Wednesday, July 07, 2010

A Giant Leap for Momkind

It's no secret that so far, this is the summer of my dreams. Even without a trip to somewhere lizardy and exotic, this is probably the most relaxation I've had since 2001.

For the sensitive and mathematically savvy out there, it feels downright mean to hint at the fact that summer has been a little non-fun since I had kids, but it's slightly (cough cough) true.

Of course there has been "fun"--the kind of excitement and thrills that are available when you take toddlers to the pool. And the thrills are multiplied when these toddlers love the water so incredibly much that they are FEARLESS and try to drown themselves regularly.


Both Jackson and Lilly discovered immense joy by catapulting off the side of the pool before they had the faintest clue that emerging from deep waters alive would be a nice follow-up to a canon ball. They didn't even gesture for me to "watch this!" or "catch me!"

{p.s. i cannot even tell you how many things i love about this photo}

NO. They waited until I blinked for one nanosecond or dared to pick my swimsuit out of my hiney to run to the other end of the pool and try some daring stunt (headfirst, if they were really plotting things out) into water far deeper than their toddler stature.

{they shunned flotation devices and the zero-depth section in infancy}

At this point, the lifeguards were whistling violently and clearing out the pool. While I hung my head in obligatory motherhood shame, the OTHER child, who I admittedly left unattended to rescue the co-conspirator, had pulled the same stunt at the other end of the pool, thus clearing out a 25 meter swimming radius.

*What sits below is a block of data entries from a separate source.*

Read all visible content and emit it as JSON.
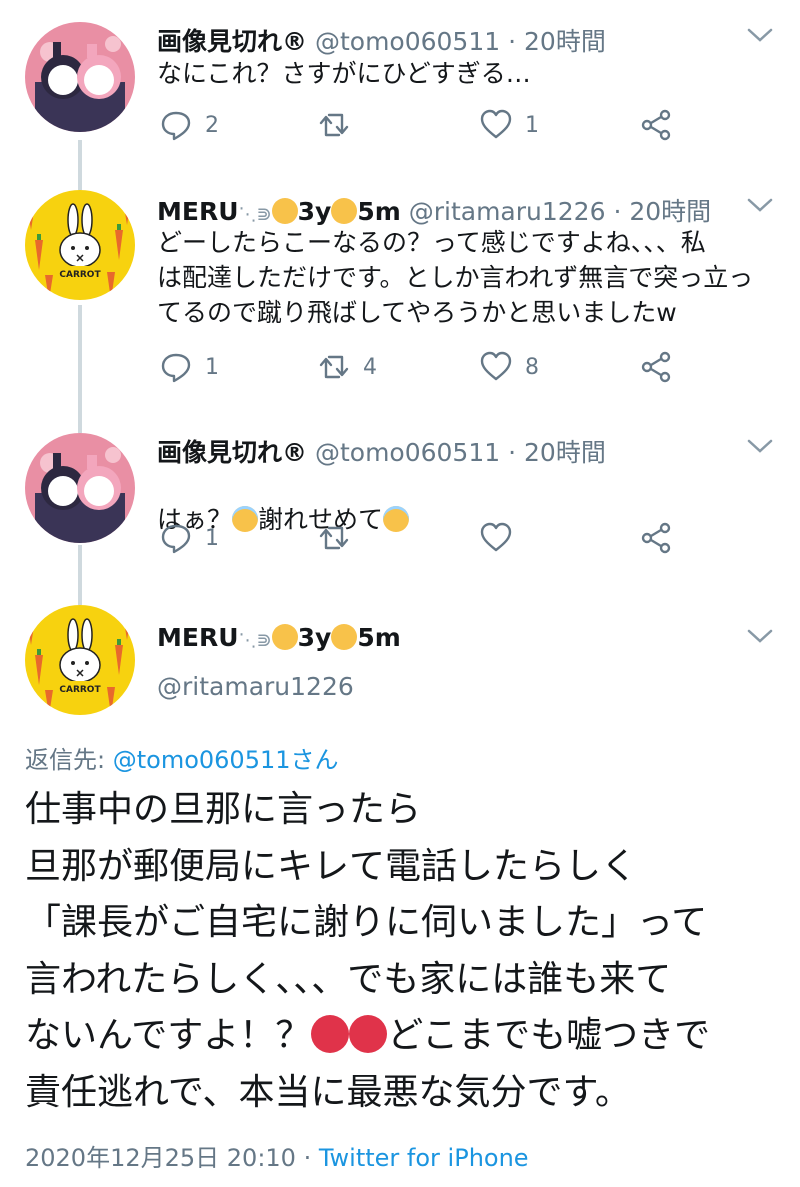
{
  "tweets": [
    {
      "name": "画像見切れ®",
      "handle": "@tomo060511",
      "time": "· 20時間",
      "text": "なにこれ？さすがにひどすぎる…",
      "reply_count": "2",
      "retweet_count": "",
      "like_count": "1"
    },
    {
      "name": "MERU",
      "name_suffix_1": "3y",
      "name_suffix_2": "5m",
      "handle": "@ritamaru1226",
      "time": "· 20時間",
      "text": "どーしたらこーなるの？って感じですよね、、、私\nは配達しただけです。としか言われず無言で突っ立っ\nてるので蹴り飛ばしてやろうかと思いましたw",
      "reply_count": "1",
      "retweet_count": "4",
      "like_count": "8"
    },
    {
      "name": "画像見切れ®",
      "handle": "@tomo060511",
      "time": "· 20時間",
      "text_before": "はぁ？",
      "text_middle": "謝れせめて",
      "reply_count": "1",
      "retweet_count": "",
      "like_count": ""
    }
  ],
  "main_tweet": {
    "name": "MERU",
    "name_suffix_1": "3y",
    "name_suffix_2": "5m",
    "handle": "@ritamaru1226",
    "reply_label": "返信先:",
    "reply_handle": "@tomo060511さん",
    "text_part1": "仕事中の旦那に言ったら\n旦那が郵便局にキレて電話したらしく\n「課長がご自宅に謝りに伺いました」って\n言われたらしく、、、でも家には誰も来て\nないんですよ！？",
    "text_part2": "どこまでも嘘つきで\n責任逃れで、本当に最悪な気分です。",
    "timestamp": "2020年12月25日 20:10 ·",
    "source": "Twitter for iPhone"
  },
  "colors": {
    "text": "#14171a",
    "secondary": "#657786",
    "link": "#1b95e0",
    "thread_line": "#cfd9de"
  },
  "icons": [
    "reply-icon",
    "retweet-icon",
    "like-icon",
    "share-icon",
    "chevron-down-icon",
    "halo-face-emoji",
    "angry-face-emoji"
  ]
}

If you aren't relaxed and thinking of strawberry daquiris and palm trees by now, then pull up a lounge chair (or DON'T since I hadn't sat poolside in nearly a decade) and get ready for Act 2: Adult Swim.

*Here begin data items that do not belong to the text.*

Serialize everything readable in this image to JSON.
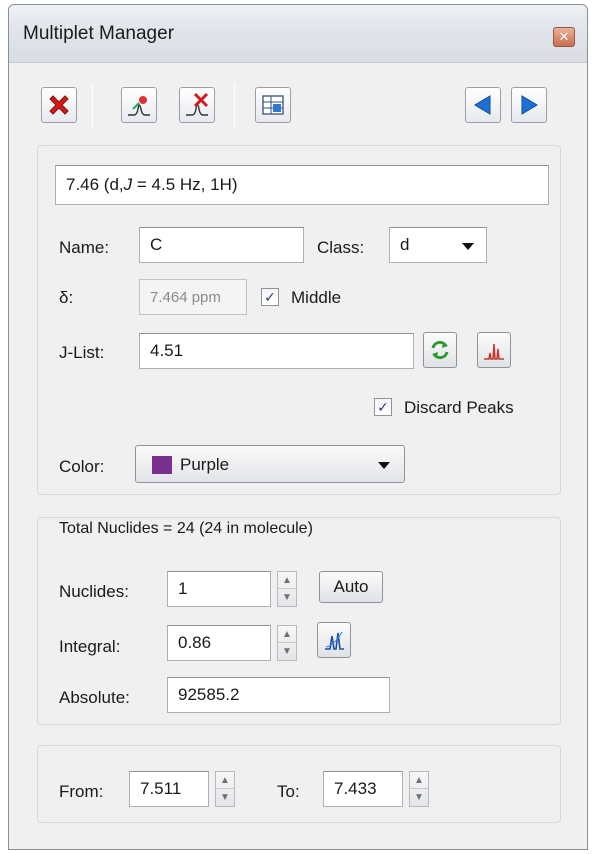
{
  "window": {
    "title": "Multiplet Manager"
  },
  "toolbar": {
    "delete_icon": "red-x-delete-icon",
    "add_multiplet_icon": "add-multiplet-icon",
    "remove_multiplet_icon": "remove-multiplet-icon",
    "table_icon": "table-report-icon",
    "prev_icon": "previous-arrow-icon",
    "next_icon": "next-arrow-icon"
  },
  "multiplet": {
    "summary_prefix": "7.46 (d, ",
    "summary_j": "J",
    "summary_suffix": " = 4.5 Hz, 1H)",
    "name_label": "Name:",
    "name_value": "C",
    "class_label": "Class:",
    "class_value": "d",
    "delta_label": "δ:",
    "delta_value": "7.464 ppm",
    "middle_label": "Middle",
    "middle_checked": true,
    "jlist_label": "J-List:",
    "jlist_value": "4.51",
    "discard_label": "Discard Peaks",
    "discard_checked": true,
    "color_label": "Color:",
    "color_value": "Purple",
    "color_hex": "#7b2f8e"
  },
  "nuclides": {
    "total_text": "Total Nuclides = 24 (24 in molecule)",
    "nuclides_label": "Nuclides:",
    "nuclides_value": "1",
    "auto_label": "Auto",
    "integral_label": "Integral:",
    "integral_value": "0.86",
    "absolute_label": "Absolute:",
    "absolute_value": "92585.2"
  },
  "range": {
    "from_label": "From:",
    "from_value": "7.511",
    "to_label": "To:",
    "to_value": "7.433"
  },
  "colors": {
    "accent_blue": "#1e6fd6",
    "delete_red": "#d11a1a",
    "refresh_green": "#2f9a2f"
  }
}
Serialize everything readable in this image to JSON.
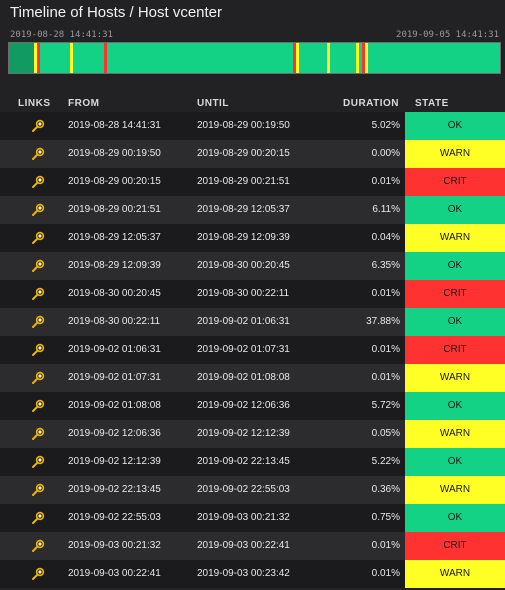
{
  "page": {
    "title": "Timeline of Hosts / Host vcenter"
  },
  "timeline": {
    "start_label": "2019-08-28 14:41:31",
    "end_label": "2019-09-05 14:41:31",
    "colors": {
      "ok": "#13d286",
      "warn": "#ffff26",
      "crit": "#ff3232",
      "past": "#119a62"
    }
  },
  "table": {
    "headers": {
      "links": "LINKS",
      "from": "FROM",
      "until": "UNTIL",
      "duration": "DURATION",
      "state": "STATE"
    },
    "rows": [
      {
        "from": "2019-08-28 14:41:31",
        "until": "2019-08-29 00:19:50",
        "duration": "5.02%",
        "state": "OK"
      },
      {
        "from": "2019-08-29 00:19:50",
        "until": "2019-08-29 00:20:15",
        "duration": "0.00%",
        "state": "WARN"
      },
      {
        "from": "2019-08-29 00:20:15",
        "until": "2019-08-29 00:21:51",
        "duration": "0.01%",
        "state": "CRIT"
      },
      {
        "from": "2019-08-29 00:21:51",
        "until": "2019-08-29 12:05:37",
        "duration": "6.11%",
        "state": "OK"
      },
      {
        "from": "2019-08-29 12:05:37",
        "until": "2019-08-29 12:09:39",
        "duration": "0.04%",
        "state": "WARN"
      },
      {
        "from": "2019-08-29 12:09:39",
        "until": "2019-08-30 00:20:45",
        "duration": "6.35%",
        "state": "OK"
      },
      {
        "from": "2019-08-30 00:20:45",
        "until": "2019-08-30 00:22:11",
        "duration": "0.01%",
        "state": "CRIT"
      },
      {
        "from": "2019-08-30 00:22:11",
        "until": "2019-09-02 01:06:31",
        "duration": "37.88%",
        "state": "OK"
      },
      {
        "from": "2019-09-02 01:06:31",
        "until": "2019-09-02 01:07:31",
        "duration": "0.01%",
        "state": "CRIT"
      },
      {
        "from": "2019-09-02 01:07:31",
        "until": "2019-09-02 01:08:08",
        "duration": "0.01%",
        "state": "WARN"
      },
      {
        "from": "2019-09-02 01:08:08",
        "until": "2019-09-02 12:06:36",
        "duration": "5.72%",
        "state": "OK"
      },
      {
        "from": "2019-09-02 12:06:36",
        "until": "2019-09-02 12:12:39",
        "duration": "0.05%",
        "state": "WARN"
      },
      {
        "from": "2019-09-02 12:12:39",
        "until": "2019-09-02 22:13:45",
        "duration": "5.22%",
        "state": "OK"
      },
      {
        "from": "2019-09-02 22:13:45",
        "until": "2019-09-02 22:55:03",
        "duration": "0.36%",
        "state": "WARN"
      },
      {
        "from": "2019-09-02 22:55:03",
        "until": "2019-09-03 00:21:32",
        "duration": "0.75%",
        "state": "OK"
      },
      {
        "from": "2019-09-03 00:21:32",
        "until": "2019-09-03 00:22:41",
        "duration": "0.01%",
        "state": "CRIT"
      },
      {
        "from": "2019-09-03 00:22:41",
        "until": "2019-09-03 00:23:42",
        "duration": "0.01%",
        "state": "WARN"
      }
    ]
  },
  "icons": {
    "link": "search-link-icon"
  }
}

Step 1: Lifeguards blow whistle to get kids out of water.

Step 2: My kids dramatically sob and cry because paid teenage sunbathers force them to stop their near-drowning tactics for 10 minutes while they check to make sure no one has puked in the pool.

Step 3: I finally calm the kids down and bribe them with a snack.

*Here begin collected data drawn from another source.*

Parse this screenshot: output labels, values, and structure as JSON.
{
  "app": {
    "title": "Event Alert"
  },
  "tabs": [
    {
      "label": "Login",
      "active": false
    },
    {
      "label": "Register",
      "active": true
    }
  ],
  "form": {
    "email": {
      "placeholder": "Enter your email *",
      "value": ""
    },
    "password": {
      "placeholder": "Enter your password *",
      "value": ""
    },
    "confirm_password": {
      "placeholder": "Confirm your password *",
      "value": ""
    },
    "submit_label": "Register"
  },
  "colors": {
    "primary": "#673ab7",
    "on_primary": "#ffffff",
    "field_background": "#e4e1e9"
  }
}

Step 4: Approximately 2 minutes later, the lifeguard blows his whistle, signaling everyone to jump in.

Step 5: Kids start crying because they are TORN between wanting to eat and wanting to swim and they desperately want to take food in the pool.

Step 6: I cry behind my over-sized, under-priced sunglasses because I am exhausted and cannot win and there isn't even a Snack Shack to sell me a consolation prize ice cream bar.

{i cannot believe they used to fit in a chair together}

Of course, I quickly discovered the route to true happiness was the backyard pool with waterslide.

The greatest downside is that there is no dignified way for an overheated adult to get wet except to slink over the deflating sides of the starfish pool and curl up sideways in the fetal position.


Which, since I have no dignity, I did from time to time.

(I'll not even list the drawbacks to the backyard swimmer's paradise, except to mention the freezing water temperature, dead grass patch, obvious peeing in the pool, wide variety of bugs and their eggs, enough grass to support a small pasture, and entire popsicles submerged and then eaten.)

Clearly, this is all a distant memory as I read novels (yes, actual books, not just magazine headlines) from the sidelines now.

I do miss the sweet toddler smiles and daily language discovery, but the swim diapers gone awry and pre-naptime meltdowns are blessedly forgotten(ish).

All that drowning/swimming chaos aside, I thought it was wise to bring a teeny bit of structure to our summer. And it looks like this:

Nothing big, but a small daily goal to bring some rhythm to decidedly lazy days. We're a few weeks in and the kids and I are loving it.

What I didn't put on the schedule is "pool"...every single day.

Ah yes, the world is as it should be.

1 comments:

SEF said...

Glad you didn't put "art" on F-ridays. W-art looked funny enough.